India may be famous for many things, but the cleanliness of public places is not one among them.

- Anand Neelakantan

India may be famous for many things, but the cleanliness of public places is not one among them. In 1927, a white supremacist and racist, Katherine Mayo, wrote a polemical book named Mother India and spewed her prejudice and racial hatred through her book, which Mahatma Gandhi termed as a drain inspector's report. Though the book is a typical white liberal gaze on lesser creatures of darker skin colour, many things she wrote about the cleanliness of Indians remain true even after a century. Social media is awash with plenty of whites trying to make quick money out of reels that focus on filthy India. They can't be blamed as Indians get outraged easily at the truth and have a thin skin for criticism, but have no qualms in keeping the country as one open garbage pit. The result is that India has the reputation of being the filthiest country in the world, with only our neighbouring countries of Pakistan and Bangladesh giving a stiff competition.

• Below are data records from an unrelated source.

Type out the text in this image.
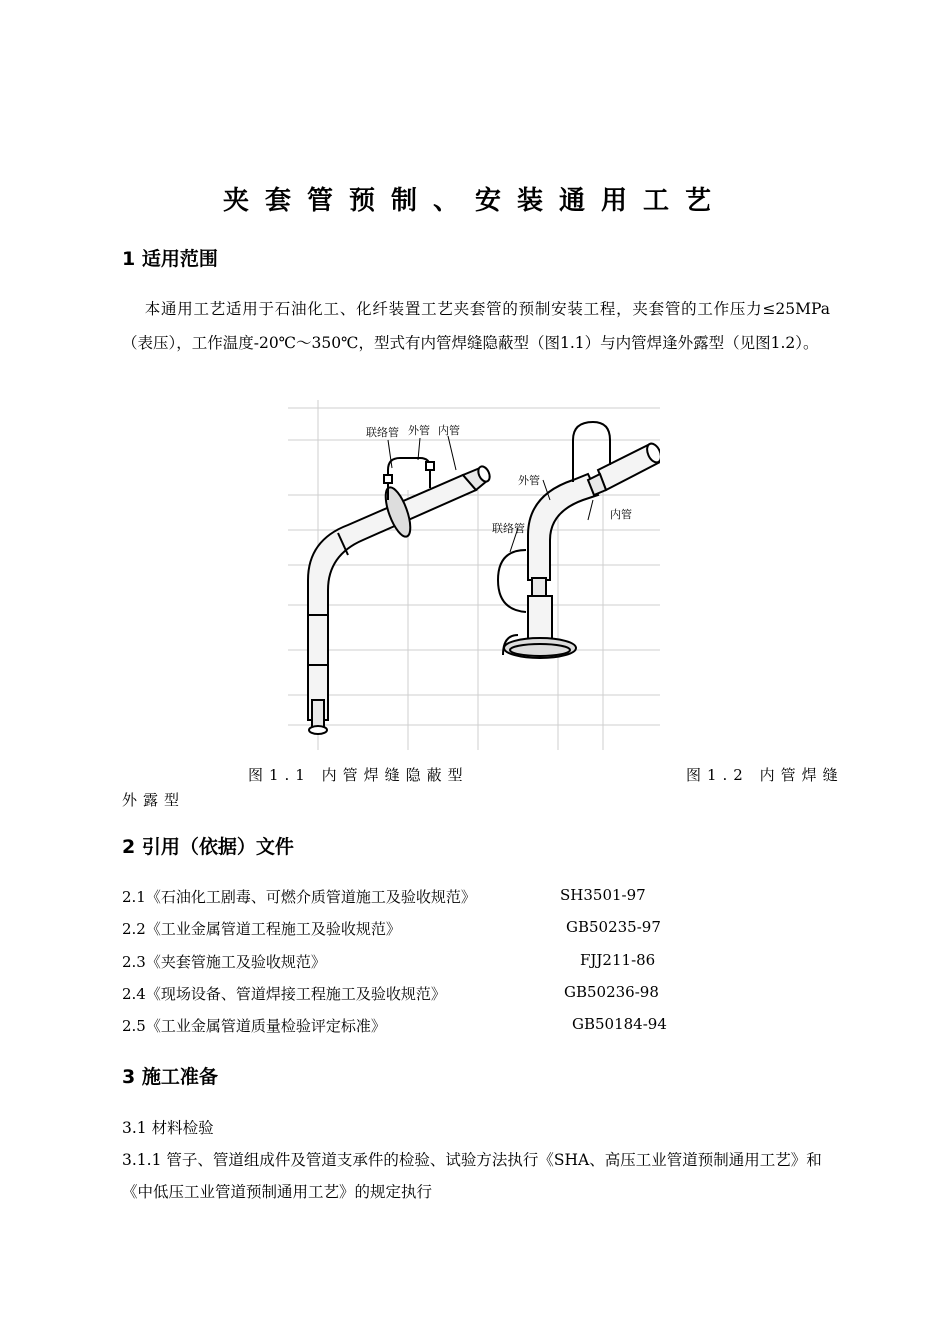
夹套管预制、安装通用工艺
1 适用范围
本通用工艺适用于石油化工、化纤装置工艺夹套管的预制安装工程，夹套管的工作压力≤25MPa（表压），工作温度-20℃～350℃，型式有内管焊缝隐蔽型（图1.1）与内管焊逢外露型（见图1.2）。
联络管 外管 内管
外管
联络管
内管
图1.1 内管焊缝隐蔽型	图1.2 内管焊缝
外露型
2 引用（依据）文件
2.1《石油化工剧毒、可燃介质管道施工及验收规范》	SH3501-97
2.2《工业金属管道工程施工及验收规范》	GB50235-97
2.3《夹套管施工及验收规范》	FJJ211-86
2.4《现场设备、管道焊接工程施工及验收规范》	GB50236-98
2.5《工业金属管道质量检验评定标准》	GB50184-94
3 施工准备
3.1 材料检验
3.1.1 管子、管道组成件及管道支承件的检验、试验方法执行《SHA、高压工业管道预制通用工艺》和《中低压工业管道预制通用工艺》的规定执行
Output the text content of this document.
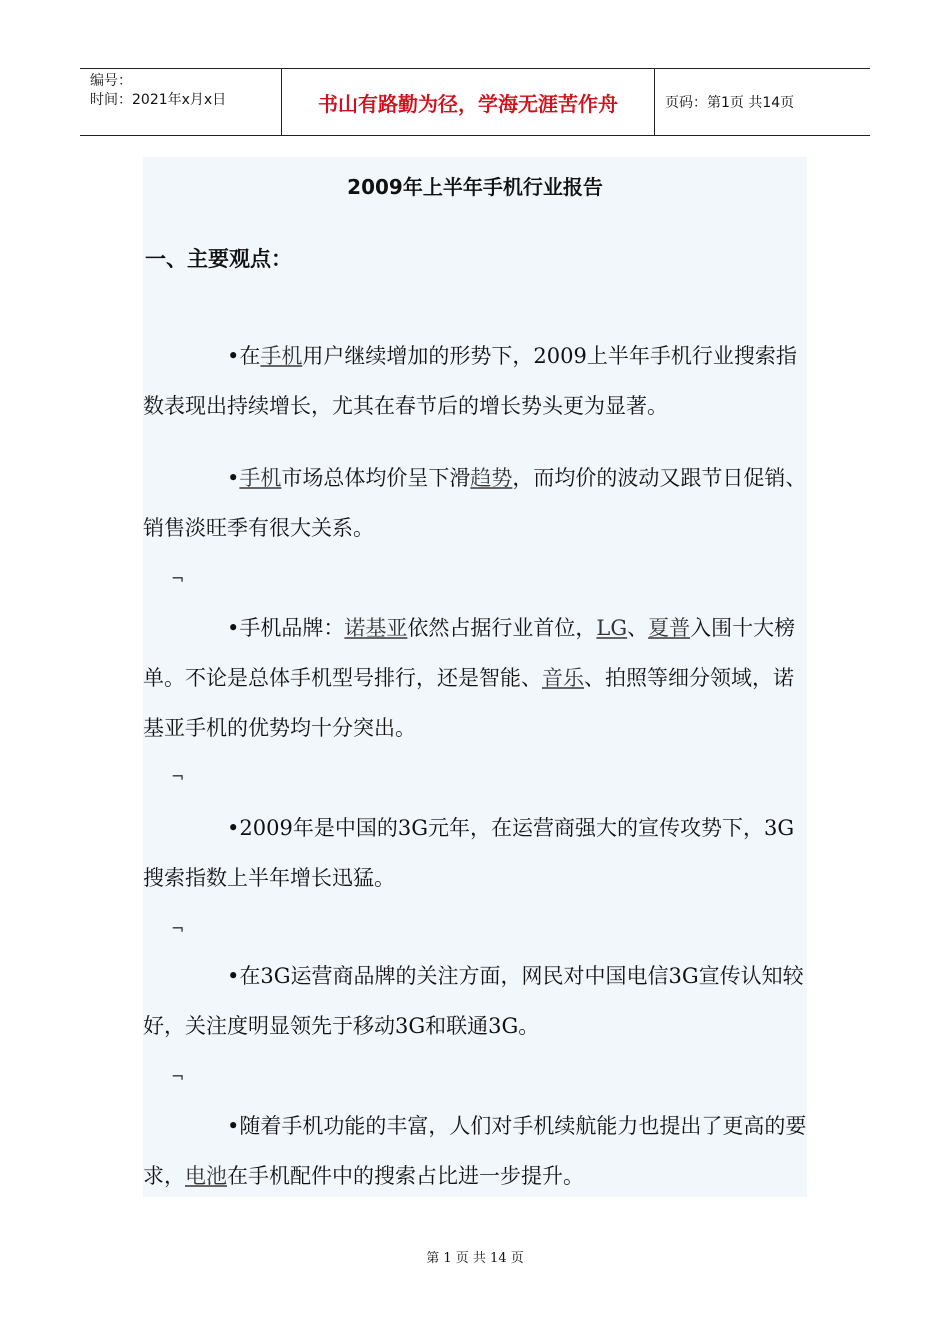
编号：
时间：2021年x月x日	书山有路勤为径，学海无涯苦作舟	页码：第1页 共14页
2009年上半年手机行业报告
一、主要观点：
•在手机用户继续增加的形势下，2009上半年手机行业搜索指数表现出持续增长，尤其在春节后的增长势头更为显著。
•手机市场总体均价呈下滑趋势，而均价的波动又跟节日促销、销售淡旺季有很大关系。
¬
•手机品牌：诺基亚依然占据行业首位，LG、夏普入围十大榜单。不论是总体手机型号排行，还是智能、音乐、拍照等细分领域，诺基亚手机的优势均十分突出。
¬
•2009年是中国的3G元年，在运营商强大的宣传攻势下，3G搜索指数上半年增长迅猛。
¬
•在3G运营商品牌的关注方面，网民对中国电信3G宣传认知较好，关注度明显领先于移动3G和联通3G。
¬
•随着手机功能的丰富，人们对手机续航能力也提出了更高的要求，电池在手机配件中的搜索占比进一步提升。
第 1 页 共 14 页
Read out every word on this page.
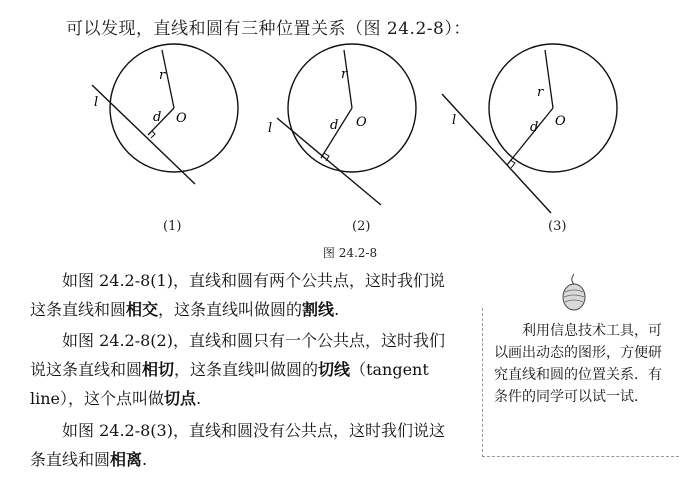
可以发现，直线和圆有三种位置关系（图 24.2-8）：
l
r
d O
l
r
d O	l
r
d O
(1)	(2)	(3)
图 24.2-8

如图 24.2-8(1)，直线和圆有两个公共点，这时我们说这条直线和圆相交，这条直线叫做圆的割线.

如图 24.2-8(2)，直线和圆只有一个公共点，这时我们说这条直线和圆相切，这条直线叫做圆的切线（tangent line），这个点叫做切点.

如图 24.2-8(3)，直线和圆没有公共点，这时我们说这条直线和圆相离.

利用信息技术工具，可以画出动态的图形，方便研究直线和圆的位置关系．有条件的同学可以试一试．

The Swachh Bharat Mission was launched with much fanfare in 2014. At that time, it was reported that only 40 per cent of Indian homes had toilets, and 60 per cent practised open defecation. There were huge regional variations in this data, and the laggard states of the Gangetic belt had almost 80 per cent open defecation in the rural areas.

The campaign aimed to make India open defecation-free by 2019. Celebrities were roped in, and thousands of crores were spent on building toilets, printing flex hoardings of smiling netas and advertising slogans about cleanliness.